Food contains a mixture of three types of fat; polyunsaturated, monounsaturated and saturated fats. One type of fat usually dominates in a food for example, butter is mainly saturated fat and olive oil is mainly monounsaturated. All fats contain approximately the same amount of kilojoules or energy and if eaten in large amounts will lead weight gain.
- Polyunsaturated Fats – lowers blood cholesterol and encourages heart health – Good food sources are; Vegetable oils such as safflower, soy bean, sunflower, corn, Wheat germ, wholegrain cereals and breads, Polyunsaturated margarines, Fish oils, naturally present in fish, Seeds and most nuts.
- Omega-3 fats are a type of polyunsaturated fat found mainly in oily fish (eg salmon, mackerel, sardines, herrings), canola oil, flaxseed oil (linseed oil) and walnut oil. These fats help to reduce blood clotting, blood pressure and blood fat levels.
- Monounsaturated Fats – do not raise blood cholesterol and encourages heart health – Good food source are; Avocados, peanuts, peanut oil and peanut butter, Olive oil, olives and olive oil-based margarines, Canola oil and monounsaturated table spread, Almond and hazelnuts.
- Saturated Fats – raise blood cholesterol and promote heart disease – These are the ones to reduce or avoid Major food sources are; Dairy fats such as butter, clarified butter, cultured butter, butter/margarine mix, Milk homogenised or full cream, Hard cheeses, cream cheese, sour cream, ice cream and cream, Meat fats such as lard, dripping, suet, beef tallow and chefade, White visible fat on beef, mutton, lamb, pork, poultry, Processed meat, e.g. luncheon, salami, most sausages, tinned corned beef, fatty mince pies and pates, Tropical oils such as coconut, coconut cream, palm oil and kremelta.
- Trans Fats are the other type of fat that can raise your cholesterol level just like saturated fats – Trans fats can be formed when vegetable fats are processed in certain ways. Some polyunsaturated fats are converted to trans fats when vegetable oils are chemically harden to make it spreadable such as margarine. This process is called ‘hydrogenation’. These fats may be found listed in the food ingredients on packaged foods as vegetable fat, baking margarine and vegetable shortening. Foods containing this fat include pastries, biscuits, crackers, muesli bars, commercial cakes and muffins.
Daily Usage of Fats
We all need some fat in our diets. In fact, it’s virtually impossible to have a fat-free diet as most foods, even fruit and veg, provide small amounts of fat.

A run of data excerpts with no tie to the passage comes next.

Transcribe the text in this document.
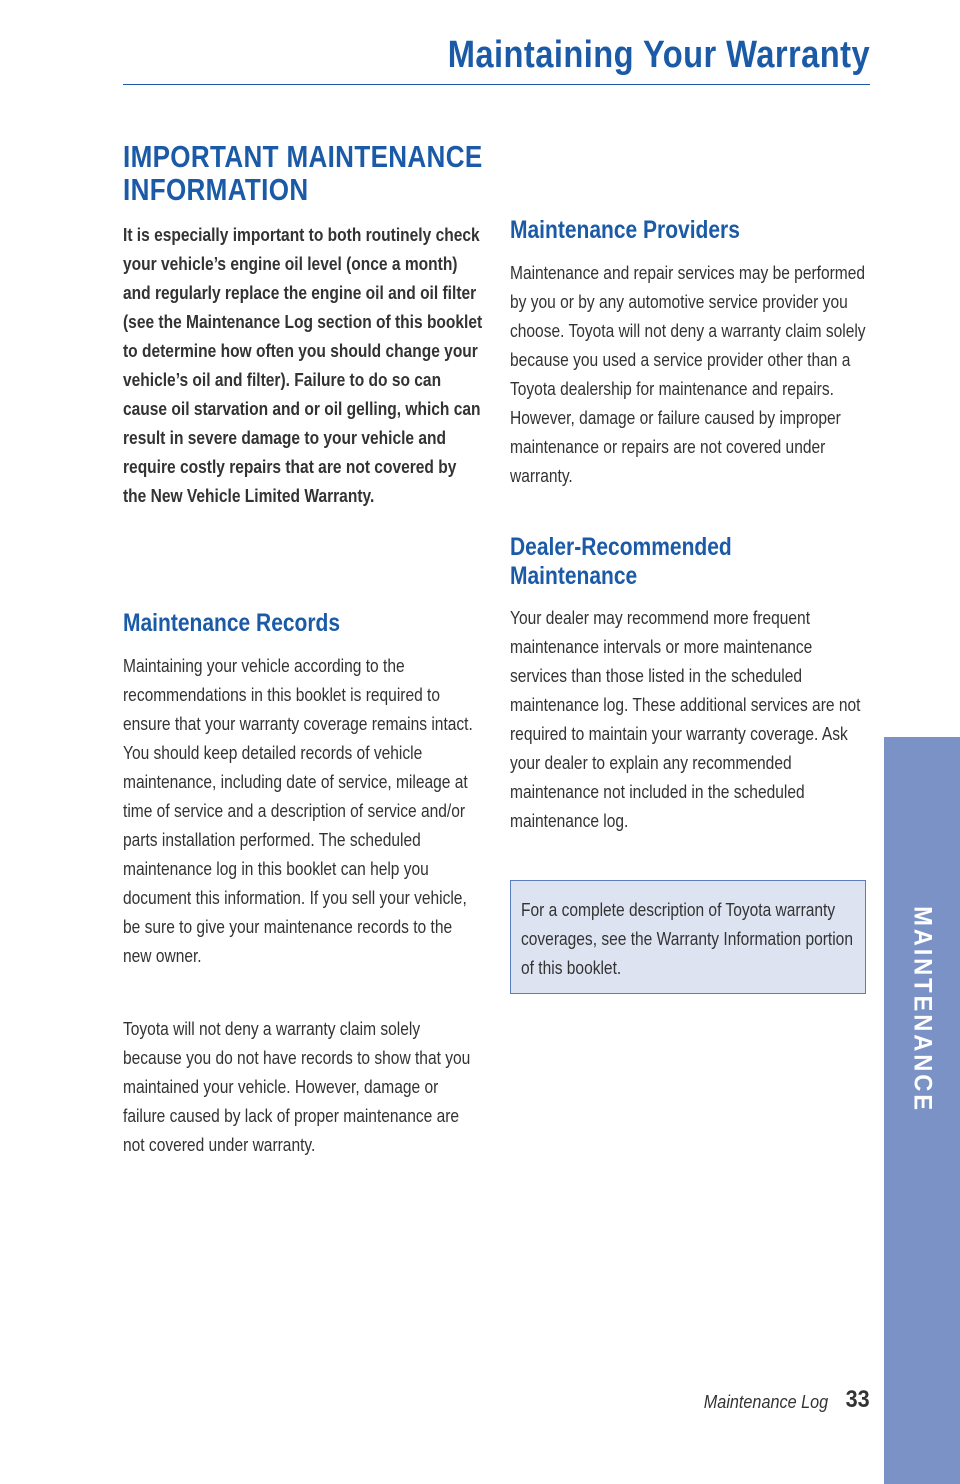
Maintaining Your Warranty
IMPORTANT MAINTENANCE INFORMATION

It is especially important to both routinely check your vehicle’s engine oil level (once a month) and regularly replace the engine oil and oil filter (see the Maintenance Log section of this booklet to determine how often you should change your vehicle’s oil and filter). Failure to do so can cause oil starvation and or oil gelling, which can result in severe damage to your vehicle and require costly repairs that are not covered by the New Vehicle Limited Warranty.

Maintenance Records

Maintaining your vehicle according to the recommendations in this booklet is required to ensure that your warranty coverage remains intact. You should keep detailed records of vehicle maintenance, including date of service, mileage at time of service and a description of service and/or parts installation performed. The scheduled maintenance log in this booklet can help you document this information. If you sell your vehicle, be sure to give your maintenance records to the new owner.

Toyota will not deny a warranty claim solely because you do not have records to show that you maintained your vehicle. However, damage or failure caused by lack of proper maintenance are not covered under warranty.

Maintenance Providers

Maintenance and repair services may be performed by you or by any automotive service provider you choose. Toyota will not deny a warranty claim solely because you used a service provider other than a Toyota dealership for maintenance and repairs. However, damage or failure caused by improper maintenance or repairs are not covered under warranty.

Dealer-Recommended Maintenance

Your dealer may recommend more frequent maintenance intervals or more maintenance services than those listed in the scheduled maintenance log. These additional services are not required to maintain your warranty coverage. Ask your dealer to explain any recommended maintenance not included in the scheduled maintenance log.

For a complete description of Toyota warranty coverages, see the Warranty Information portion of this booklet.	MAINTENANCE
Maintenance Log 33
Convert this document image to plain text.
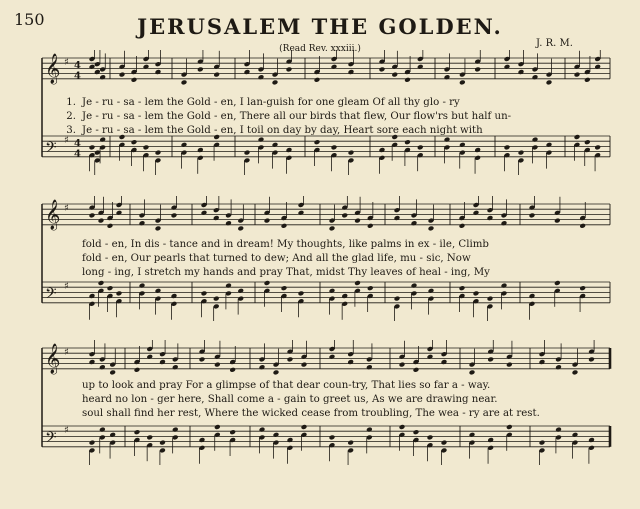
150	JERUSALEM THE GOLDEN.
(Read Rev. xxxiii.)	J. R. M.
𝄞 ♯ 4
4
𝄢 ♯ 4
4
1. Je - ru - sa - lem the Gold - en, I lan-guish for one gleam Of all thy glo - ry
2. Je - ru - sa - lem the Gold - en, There all our birds that flew, Our flow'rs but half un-
3. Je - ru - sa - lem the Gold - en, I toil on day by day, Heart sore each night with
𝄞 ♯
𝄢 ♯
fold - en, In dis - tance and in dream! My thoughts, like palms in ex - ile, Climb
fold - en, Our pearls that turned to dew; And all the glad life, mu - sic, Now
long - ing, I stretch my hands and pray That, midst Thy leaves of heal - ing, My
𝄞 ♯
𝄢 ♯
up to look and pray For a glimpse of that dear coun-try, That lies so far a - way.
heard no lon - ger here, Shall come a - gain to greet us, As we are drawing near.
soul shall find her rest, Where the wicked cease from troubling, The wea - ry are at rest.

As well as providing the body with a concentrated source of energy, certain components of fat are essential parts of our body cells and are needed to make hormones. Fat also helps to insulate our body and small amounts around the major organs have a protective effect. Several vitamins (vitamins A, D, E and K) are also fat-soluble and tend to be found in foods with a high fat content. Very low fat intakes mean that intakes of these vitamins, in turn, are often extremely low, too.
The Department of Health recommends that no more than a third of calories come from this nutrient, while most weight loss plans rarely recommend less than 20% of calories come from fat.
Some people do not do well if their diet is too high in fat, regardless of what type. They will develop a slow metabolism, constipation, lethargy, and skewed cholesterol levels if they eat too much fat. These people do best with a diet rich in fruits, vegetables, and whole grain foods.
Very few fats are bad in and of themselves. Trans fat is an oil that has been chemically manipulated to be more solid. It has been found to be particularly harmful to the arteries and is not recommended at any level in the diet. The lower the better on this one!
Usually it is the proportion of fat that is the problem. Recently it has been found that a diet with too much omega-6 fat and not enough omega-3 fat leads to inflammation and suppression of the immune system. So balancing these fats is very important.
Too much fat in your diet puts you at risk for Obesity,Coronary Artery Disease ,High Cholesterol, Myocardial Infarction and Hypertension.